Seeking to find words for the world he has awoken to, the speaker taps into the excitement generated by the exploratory voyages of his age. Discover his love, he says, is like discovering a new world. It’s an image that Donne also uses in “To His Mistress Going to Bed,” where he refers to his beloved as “Oh my America, my new found land.” Only here, he goes one step further: who needs to go anywhere when he has all the world he needs right before him?

And now good-morrow to our waking souls,
Which watch not one another out of fear;
For love, all love of other sights controls,
And makes one little room an everywhere.
Let sea-discoverers to new worlds have gone,
Let maps to other, worlds on worlds have shown,
Let us possess one world, each hath one, and is one.

Looking into his lover’s eyes, he sees the reflection of his own image, just as she sees hers in his. And because they are so perfectly balanced (he’s using an image from alchemy here), there can be no declining. They have found eternal heaven in the here and now:

My face in thine eye, thine in mine appears,
And true plain hearts do in the faces rest;
Where can we find two better hemispheres,
Without sharp north, without declining west?
Whatever dies, was not mixed equally;
If our two loves be one, or, thou and I
Love so alike, that none do slacken, none can die.
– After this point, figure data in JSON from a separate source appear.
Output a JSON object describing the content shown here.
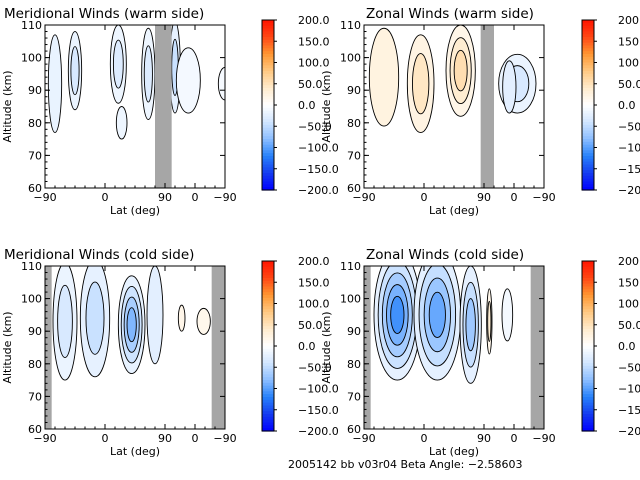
{
  "footer": "2005142 bb v03r04   Beta Angle: −2.58603",
  "colorbar_ticks": [
    "200.0",
    "150.0",
    "100.0",
    "50.0",
    "0.0",
    "−50.0",
    "−100.0",
    "−150.0",
    "−200.0"
  ],
  "colorbar_range": [
    -200,
    200
  ],
  "colors": {
    "strong_positive": "#ff2000",
    "strong_negative": "#0000ff",
    "neutral": "#ffffff",
    "no_data": "#a6a6a6"
  },
  "chart_data": [
    {
      "type": "heatmap",
      "title": "Meridional Winds (warm side)",
      "xlabel": "Lat (deg)",
      "ylabel": "Altitude (km)",
      "xticks": [
        "−90",
        "0",
        "90",
        "0",
        "−90"
      ],
      "yticks": [
        "60",
        "70",
        "80",
        "90",
        "100",
        "110"
      ],
      "ylim": [
        60,
        110
      ],
      "no_data_bands": [
        {
          "from": 75,
          "to": 100
        }
      ],
      "blobs": [
        {
          "x": -75,
          "y": 92,
          "rx": 10,
          "ry": 15,
          "v": -20
        },
        {
          "x": -45,
          "y": 96,
          "rx": 10,
          "ry": 12,
          "v": -35
        },
        {
          "x": 20,
          "y": 98,
          "rx": 12,
          "ry": 12,
          "v": -30
        },
        {
          "x": 25,
          "y": 80,
          "rx": 8,
          "ry": 5,
          "v": -15
        },
        {
          "x": 65,
          "y": 95,
          "rx": 10,
          "ry": 14,
          "v": -30
        },
        {
          "x": 105,
          "y": 97,
          "rx": 8,
          "ry": 14,
          "v": -45
        },
        {
          "x": 125,
          "y": 93,
          "rx": 18,
          "ry": 10,
          "v": -10
        },
        {
          "x": 180,
          "y": 92,
          "rx": 10,
          "ry": 5,
          "v": -8
        }
      ]
    },
    {
      "type": "heatmap",
      "title": "Zonal Winds (warm side)",
      "xlabel": "Lat (deg)",
      "ylabel": "Altitude (km)",
      "xticks": [
        "−90",
        "0",
        "90",
        "0",
        "−90"
      ],
      "yticks": [
        "60",
        "70",
        "80",
        "90",
        "100",
        "110"
      ],
      "ylim": [
        60,
        110
      ],
      "no_data_bands": [
        {
          "from": 85,
          "to": 105
        }
      ],
      "blobs": [
        {
          "x": -60,
          "y": 94,
          "rx": 22,
          "ry": 15,
          "v": 25
        },
        {
          "x": -5,
          "y": 92,
          "rx": 20,
          "ry": 15,
          "v": 45
        },
        {
          "x": 55,
          "y": 96,
          "rx": 22,
          "ry": 14,
          "v": 55
        },
        {
          "x": 140,
          "y": 92,
          "rx": 28,
          "ry": 9,
          "v": -35
        },
        {
          "x": 128,
          "y": 91,
          "rx": 10,
          "ry": 8,
          "v": -25
        }
      ]
    },
    {
      "type": "heatmap",
      "title": "Meridional Winds (cold side)",
      "xlabel": "Lat (deg)",
      "ylabel": "Altitude (km)",
      "xticks": [
        "−90",
        "0",
        "90",
        "0",
        "−90"
      ],
      "yticks": [
        "60",
        "70",
        "80",
        "90",
        "100",
        "110"
      ],
      "ylim": [
        60,
        110
      ],
      "no_data_bands": [
        {
          "from": -90,
          "to": -80
        },
        {
          "from": 160,
          "to": 180
        }
      ],
      "blobs": [
        {
          "x": -60,
          "y": 93,
          "rx": 18,
          "ry": 18,
          "v": -35
        },
        {
          "x": -15,
          "y": 94,
          "rx": 22,
          "ry": 18,
          "v": -45
        },
        {
          "x": 40,
          "y": 92,
          "rx": 20,
          "ry": 15,
          "v": -85
        },
        {
          "x": 75,
          "y": 95,
          "rx": 12,
          "ry": 15,
          "v": -25
        },
        {
          "x": 115,
          "y": 94,
          "rx": 5,
          "ry": 4,
          "v": 18
        },
        {
          "x": 148,
          "y": 93,
          "rx": 10,
          "ry": 4,
          "v": 15
        }
      ]
    },
    {
      "type": "heatmap",
      "title": "Zonal Winds (cold side)",
      "xlabel": "Lat (deg)",
      "ylabel": "Altitude (km)",
      "xticks": [
        "−90",
        "0",
        "90",
        "0",
        "−90"
      ],
      "yticks": [
        "60",
        "70",
        "80",
        "90",
        "100",
        "110"
      ],
      "ylim": [
        60,
        110
      ],
      "no_data_bands": [
        {
          "from": -90,
          "to": -80
        },
        {
          "from": 160,
          "to": 180
        }
      ],
      "blobs": [
        {
          "x": -40,
          "y": 95,
          "rx": 35,
          "ry": 20,
          "v": -110
        },
        {
          "x": 20,
          "y": 95,
          "rx": 35,
          "ry": 20,
          "v": -95
        },
        {
          "x": 70,
          "y": 92,
          "rx": 16,
          "ry": 18,
          "v": -70
        },
        {
          "x": 98,
          "y": 93,
          "rx": 4,
          "ry": 10,
          "v": 35
        },
        {
          "x": 125,
          "y": 95,
          "rx": 8,
          "ry": 8,
          "v": -10
        }
      ]
    }
  ]
}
Returning to the present, think of the woke among us as looking at others and seeing in them their full humanity. That is how we can have a harmonious world.

By contrast, those who embrace hemispheric division will find the world divided into sharp north and declining west, which leads to slackening and death. These are the ones who watch one another out of fear. Suckled on the childish pleasures of grievance politics, they snort away in their sleep.

Back when I taught college classes, I often told my students that the tragedy experienced by racists is that they deny themselves the richness that comes with befriending people unlike ourselves. There are worlds on worlds out there that we can discover without ever leaving our communities.